The change, adopted during an unannounced vote in Parliament on Sunday afternoon, effectively raises the bar for those who oppose the constitution. Given that fewer than 60 percent of registered Iraqis voted in the January elections, the chances that two-thirds will both show up at the polls and vote against the document in three provinces would appear to be close to nil....

Other Shiite members of the assembly defended their action. They said that if only people who came to the polls were counted in the referendum, insurgent attacks could frighten away so many voters that the constitution could be rejected on the basis of a small, unrepresentative sample of voters.
Isn't it a clever disincentive to violence? Preventing voting undercuts the cause of the very people who were motivated to prevent voting. Given the reality of the threat, why isn't this incentive justified to allow people to vote?

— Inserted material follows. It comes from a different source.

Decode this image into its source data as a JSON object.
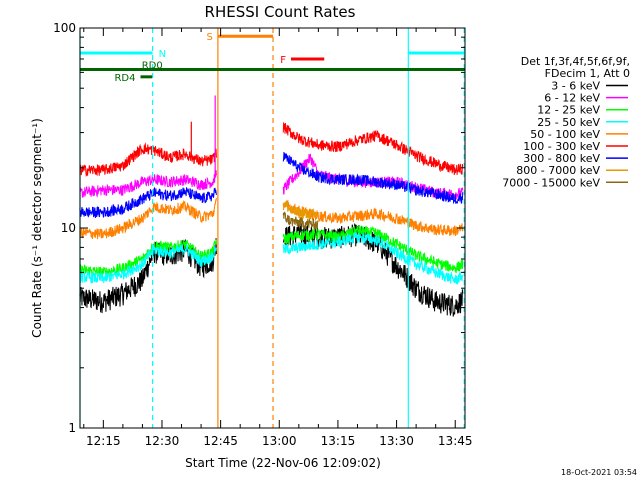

The legal passage in question states: "The general referendum will be successful and the draft constitution ratified if a majority of voters in Iraq approve and if two-thirds of voters in three or more governorates do not reject it."

In their vote on Sunday, the Shiite and Kurdish members interpreted the law as follows: the constitution will pass if a majority of ballots are cast for it; it will fail if two-thirds of registered voters in three or more provinces vote against it. In other words, the lawmakers designated two different meanings for the word "voters" in one passage. "I think it's a double standard, and it's unfair," said Mahmoud Othman, a Kurdish assembly member who, like many other lawmakers, said he had not been present during the vote and only learned of it afterward. "When it's in your favor, you say 'voters.' When it's not in your favor you say 'eligible voters.' "
It is awfully hard to support the interpretation. I wonder if the theory of "Active Liberty" would help.